Le temps du vivants : Les animaux ont-ils le sens du temps ?
L’examen des relations étonnantes qu’ont les animaux avec le temps oblige à poser une interrogation essentielle : les animaux ont-ils le sens du temps ? Cette question est discutée depuis longtemps, et il est difficile de lui donner une réponse claire. La plupart des psychologues estiment tout d’abord, ce qui semble évident, que si l’animal peut estimer le temps, il n’en a pas la notion théorique. Il ne parait pas non plus, en général , qu’il ait conscience qu’il existe un passé et un futur : il vil essentiellement dans le présent. Il subit le temps qui passe, mais ne le ressent pas comme tel. Nous avons vu que des observations montrent cependant que l’on peut susciter chez certains animaux, par l’entraînement ou le dressage, une faculté de compter, ou au moins d’estimer le temps. Ce qui tend à prouver qu’ils possèdent une forme de mémoire, laquelle est indubitablement liée au temps.

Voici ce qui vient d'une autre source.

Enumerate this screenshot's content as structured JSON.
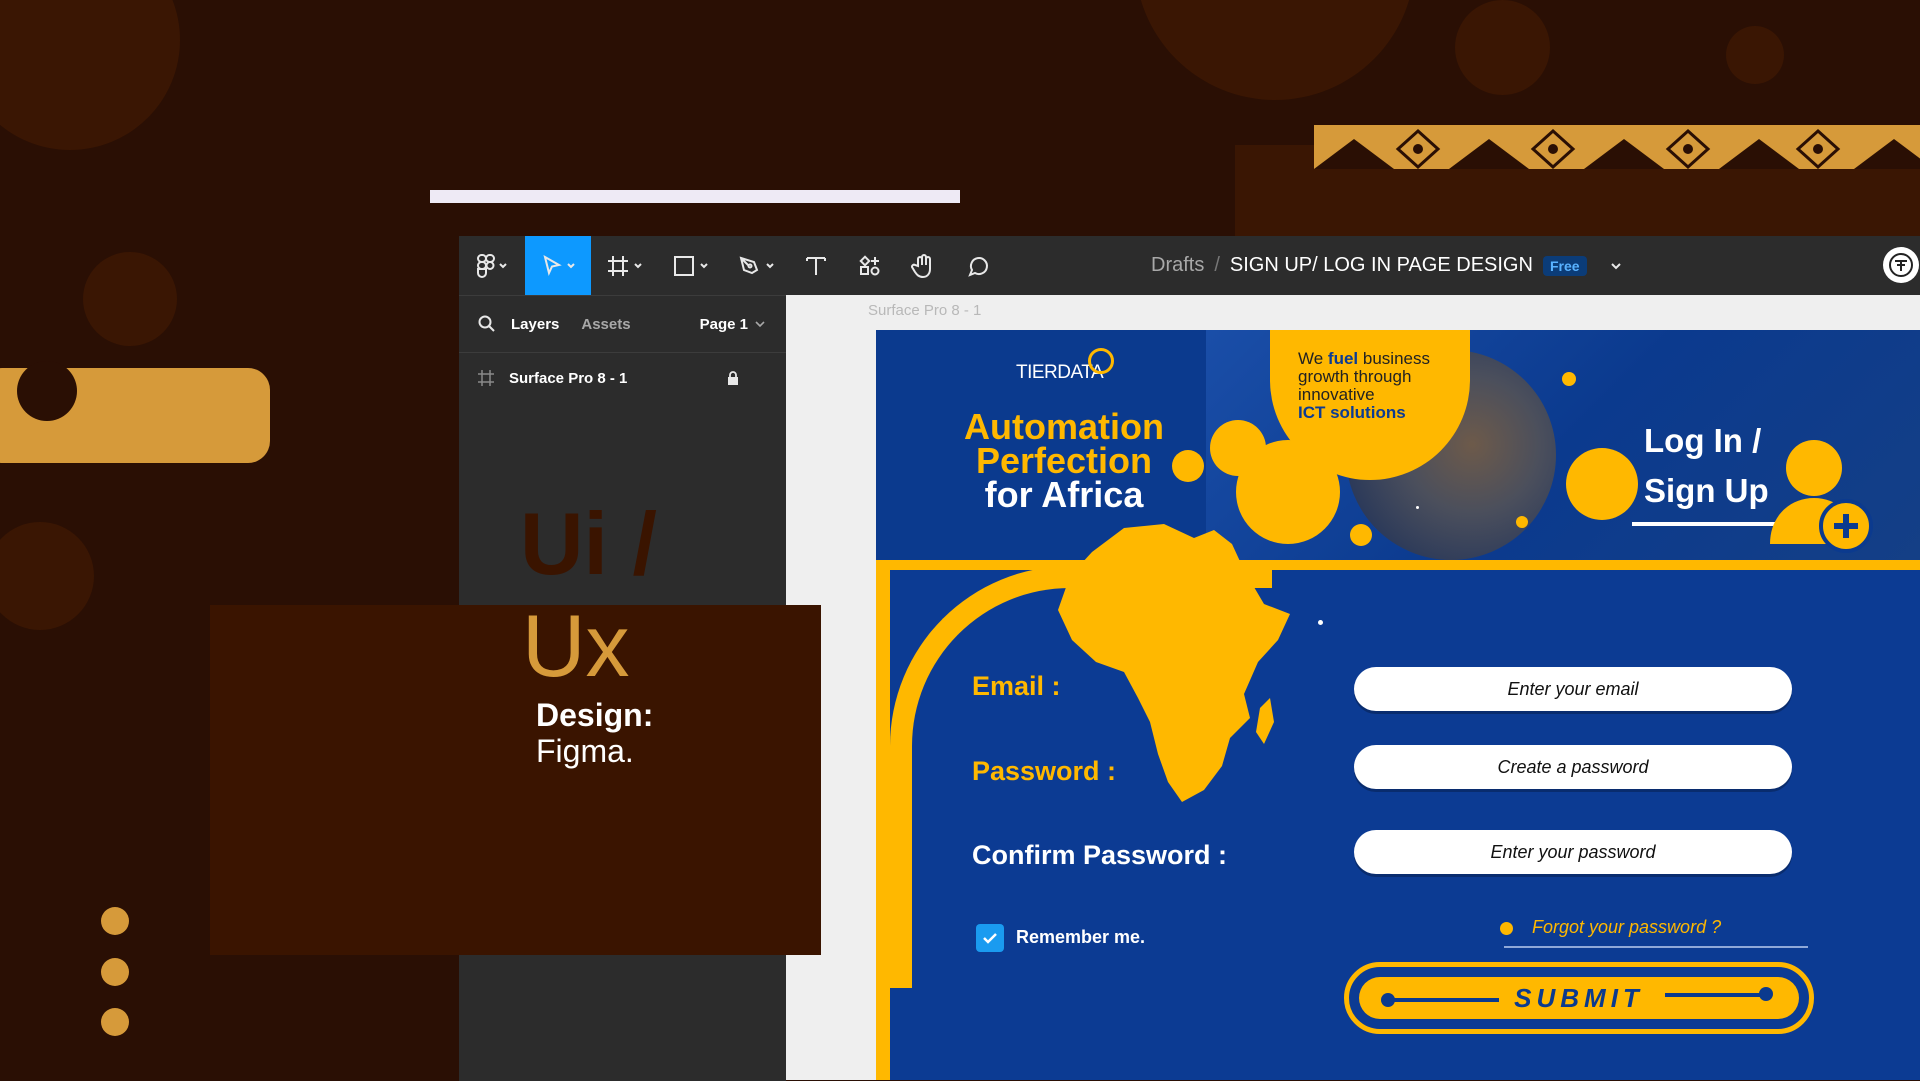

D’autres observations permettent d’affiner le problème. Comme celles qui consistent à entraîner des animaux à distinguer deux signaux, sonores ou visuels, qui ne diffèrent que par leur durée. Marc Richelle et Helga Lejeune, de l’université de Liège, ont habitué des rats à recevoir de la nourriture après qu’ils ont, au signal lumineux, appuyé sur un levier, suivant un protocole classique pour ce genre d’expérience. Mais, différence essentielle, les rats ne reçoivent leur récompense que s’il s’écoule deux minutes entre chaque prise d’aliment. Les chercheurs se sont aperçus qu’à mesure qu’approche ce délai de deux minutes, les rats appuient avec davantage de vigueur sur le levier. Le programme semble donc avoir engendré une véritable périodicité dans le comportement de l’animal. Les biologistes ont modifié l’expérience en plaçant un délai de vingt secondes entre deux appuis : si l’animal actionne le levier trop tôt, il remet le système à zéro et ne reçoit rien. On s’aperçoit qu’avec un apprentissage, les réponses du rat tournent bien autour des • Dans une autre expérience, des pigeons sont dressés à appuyer du bec sur des disques colorés qui s’allument pendant quelques secondes, ce qui leur permet d’obtenir des graines. Ils peuvent distinguer entre un signal de sept à huit secondes et un signal de dix secondes. Une performance proche de celle de l’homme, disent les chercheurs.
Cette mémoire animale, ainsi stimulée par des expériences, est toujours limitée. Les animaux qu’on utilise pour les observations que nous venons d’évoquer ne font pas la liaison entre deux événements s’il sont trop espacés dans la durée. S’il s’écoule plus de trente secondes entre l’appui sur un levier par un rat de laboratoire et l’apparition de la nourriture, l’apprentissage ne se fera pas. S’il se passe plus de quatre-vingt-dix secondes entre le moment où l’on place devant un singe une friandise cachée sous un bol et le moment où on l’autorisera à la chercher, il ne la trouvera pas. Un chimpanzé est incapable de se souvenir du protocole d’expérience qui nous paraît simple, qui consiste, pour recevoir une friandise, à ouvrir l’une des quatre portes exactement semblables qu’il a devant lui, sachant que la porte qui s’ouvre à un essai est toujours l’une des trois qui sera fermée lors de l’essai suivant. S’il se sert d’un bâton pour décrocher un régime de banane, il ne le gardera pas pour l’utiliser plus tard, il l’oublie immédiatement. Sur quoi se basent les animaux qui en sont capables pour estimer le temps ? Sur une horloge interne ? Sur un rythme naturel, comme les battements de leur cœur ? Sur la montée de tensions liée à l’angoisse de ne pouvoir obtenir la nourriture ? Sur les activités qu ils font toujours dans leur cage en attendant le moment où arrivera cette nourriture ? Sur des signaux extérieurs, liés, par exemple, à la variation de la durée du jour ? Sur d’autres signes, que nous sommes incapables de percevoir? On ne sait pas encore répondre à ces questions, pourtant passionnantes.